Продолжая использовать наш сайт, вы даете согласие на обработку файлов cookie, которые обеспечивают правильную работу сайта. Благодаря им мы улучшаем сайт!
Принять и закрыть

Читать, слущать книги онлайн бесплатно!

Электронная Литература.

Бесплатная онлайн библиотека.

Читать: Поход за последним «тигром» - Андрей Игнатьевич Алдан-Семенов на бесплатной онлайн библиотеке Э-Лит


Помоги проекту - поделись книгой:

А. И. АЛДАН-СЕМЕНОВ

ПОХОД ЗА ПОСЛЕДНИМ «ТИГРОМ»

Об И. Я. Строде и С. С. Вострецове

*

© ПОЛИТИЗДАТ, 1975 г.

Глава первая

Говорят, продажный ум — погибший ум.

Изречение это раскрывает самую суть дутых репутаций, безнравственных поступков, фальшивого патриотизма, потаенные мысли политических авантюристов, характеризуя их на духовном закате так же, как капля воды характеризует океан.

Генерал Дитерихс — обрусевший потомок немецких баронов — легко делал свою военную карьеру.
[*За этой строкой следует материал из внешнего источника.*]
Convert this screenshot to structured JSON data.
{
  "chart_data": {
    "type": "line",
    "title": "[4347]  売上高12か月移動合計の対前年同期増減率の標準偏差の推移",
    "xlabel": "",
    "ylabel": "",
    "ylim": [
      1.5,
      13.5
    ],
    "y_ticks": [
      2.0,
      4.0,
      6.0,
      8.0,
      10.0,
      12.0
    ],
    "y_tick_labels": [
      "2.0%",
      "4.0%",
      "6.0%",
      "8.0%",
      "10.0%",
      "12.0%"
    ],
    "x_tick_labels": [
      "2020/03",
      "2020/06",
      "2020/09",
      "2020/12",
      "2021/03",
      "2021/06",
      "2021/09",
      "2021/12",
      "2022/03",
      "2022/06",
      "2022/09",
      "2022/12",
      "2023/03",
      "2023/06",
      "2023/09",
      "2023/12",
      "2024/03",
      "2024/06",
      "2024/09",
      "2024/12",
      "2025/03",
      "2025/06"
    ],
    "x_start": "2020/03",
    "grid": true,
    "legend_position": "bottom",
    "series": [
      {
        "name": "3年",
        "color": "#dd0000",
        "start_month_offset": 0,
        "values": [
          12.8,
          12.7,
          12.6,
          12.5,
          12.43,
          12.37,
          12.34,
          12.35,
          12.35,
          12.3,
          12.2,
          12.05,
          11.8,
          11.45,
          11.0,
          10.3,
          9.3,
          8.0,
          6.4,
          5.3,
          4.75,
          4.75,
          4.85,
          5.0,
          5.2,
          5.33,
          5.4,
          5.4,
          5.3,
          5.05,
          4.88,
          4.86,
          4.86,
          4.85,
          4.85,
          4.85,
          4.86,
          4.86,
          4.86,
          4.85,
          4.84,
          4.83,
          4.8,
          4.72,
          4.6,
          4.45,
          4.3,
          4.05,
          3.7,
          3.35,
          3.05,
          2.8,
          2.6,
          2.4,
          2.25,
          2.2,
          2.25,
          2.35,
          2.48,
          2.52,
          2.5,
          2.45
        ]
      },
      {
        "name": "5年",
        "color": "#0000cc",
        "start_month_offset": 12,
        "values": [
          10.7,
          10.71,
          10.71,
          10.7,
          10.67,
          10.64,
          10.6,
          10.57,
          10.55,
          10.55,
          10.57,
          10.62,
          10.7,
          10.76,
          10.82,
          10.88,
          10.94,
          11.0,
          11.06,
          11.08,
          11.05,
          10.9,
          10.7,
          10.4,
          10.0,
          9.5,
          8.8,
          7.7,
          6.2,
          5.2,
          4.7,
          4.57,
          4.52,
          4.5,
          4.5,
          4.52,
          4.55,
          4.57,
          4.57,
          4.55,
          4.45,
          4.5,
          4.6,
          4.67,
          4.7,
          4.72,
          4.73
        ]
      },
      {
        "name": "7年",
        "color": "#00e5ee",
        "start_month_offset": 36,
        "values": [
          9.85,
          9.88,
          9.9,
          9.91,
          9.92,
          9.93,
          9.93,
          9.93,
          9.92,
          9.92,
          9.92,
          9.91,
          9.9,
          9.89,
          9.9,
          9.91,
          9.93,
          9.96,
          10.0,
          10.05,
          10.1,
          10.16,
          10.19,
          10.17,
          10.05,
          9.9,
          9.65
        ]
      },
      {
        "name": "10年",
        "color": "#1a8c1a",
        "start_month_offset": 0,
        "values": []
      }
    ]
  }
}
Ее оборвала Октябрьская революция. Но уже в середине восемнадцатого года он объявился в роли начальника штаба чехословацкого корпуса. А в начале девятнадцатого «верховный правитель Российского государства» адмирал Колчак поручил ему расследование по делу об убийстве царя. Дитерихс собрал огромное количество показаний, свидетельств, полицейских рапортов, в его руки попали кресты, иконы, хоругви, дароносицы, библии.
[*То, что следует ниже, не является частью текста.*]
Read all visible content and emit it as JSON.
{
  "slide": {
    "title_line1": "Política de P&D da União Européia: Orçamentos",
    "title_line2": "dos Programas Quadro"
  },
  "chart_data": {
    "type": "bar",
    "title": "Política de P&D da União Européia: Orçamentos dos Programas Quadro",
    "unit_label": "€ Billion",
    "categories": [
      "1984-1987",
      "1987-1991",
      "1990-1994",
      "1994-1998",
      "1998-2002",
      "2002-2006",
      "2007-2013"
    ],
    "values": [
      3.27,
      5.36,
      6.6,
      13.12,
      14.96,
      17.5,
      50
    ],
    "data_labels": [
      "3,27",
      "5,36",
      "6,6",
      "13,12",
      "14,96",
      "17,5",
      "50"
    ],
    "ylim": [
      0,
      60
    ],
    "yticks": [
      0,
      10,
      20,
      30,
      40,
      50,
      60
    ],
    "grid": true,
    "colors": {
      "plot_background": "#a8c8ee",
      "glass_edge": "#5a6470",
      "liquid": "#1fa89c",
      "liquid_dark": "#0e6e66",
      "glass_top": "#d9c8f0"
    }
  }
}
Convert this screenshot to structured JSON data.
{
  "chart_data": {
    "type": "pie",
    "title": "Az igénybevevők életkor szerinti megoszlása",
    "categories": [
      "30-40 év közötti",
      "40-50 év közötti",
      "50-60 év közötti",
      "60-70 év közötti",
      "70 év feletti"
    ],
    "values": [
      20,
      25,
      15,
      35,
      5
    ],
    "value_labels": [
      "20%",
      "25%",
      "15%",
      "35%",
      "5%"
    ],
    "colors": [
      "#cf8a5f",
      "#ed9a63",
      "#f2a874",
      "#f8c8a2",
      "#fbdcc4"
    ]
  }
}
Колчак назначил Дитерихса командующим Сибирской армией, затем начальником верховного штаба, военным министром. Дитерихс сразу придал своей деятельности религиозный характер: с крестом на груди, с кольтом в кармане он называл себя «божьим мстителем». По его приказу воздвигались виселицы на площадях Омска и Челябинска. Из сибирских казаков Дитерихс формировал полки Иисуса Христа, Девы Марии, Ильи-пророка, земские рати и дружины.

Весной двадцатого года, после провала белого движения в Сибири и расстрела Колчака, генерал бежал в Харбин; у него были деньги и драгоценности, и на покое он засел за мемуары.

Однажды вечером лакей доложил Дитерихсу:

— Какой-то мужик к вашему превосходительству.

— Гони всех просителей в шею!

— Не торопитесь, ваше превосходительство, гнать старых друзей, — сказал грубый, твердый голос за спиной генерала.

Дитерихс повернулся к стоявшему в двердх высокому бородатому мужчине и заключил его в свои объятия.

— Пепеляев! Анатолий Николаевич! — Дитерихс усадил неожиданного гостя в кресло, посмотрел на него, моргая ресницами, потом притопнул на лакея — Что стоишь чурбаном? Ванну, свежее белье, костюм его превосходительству.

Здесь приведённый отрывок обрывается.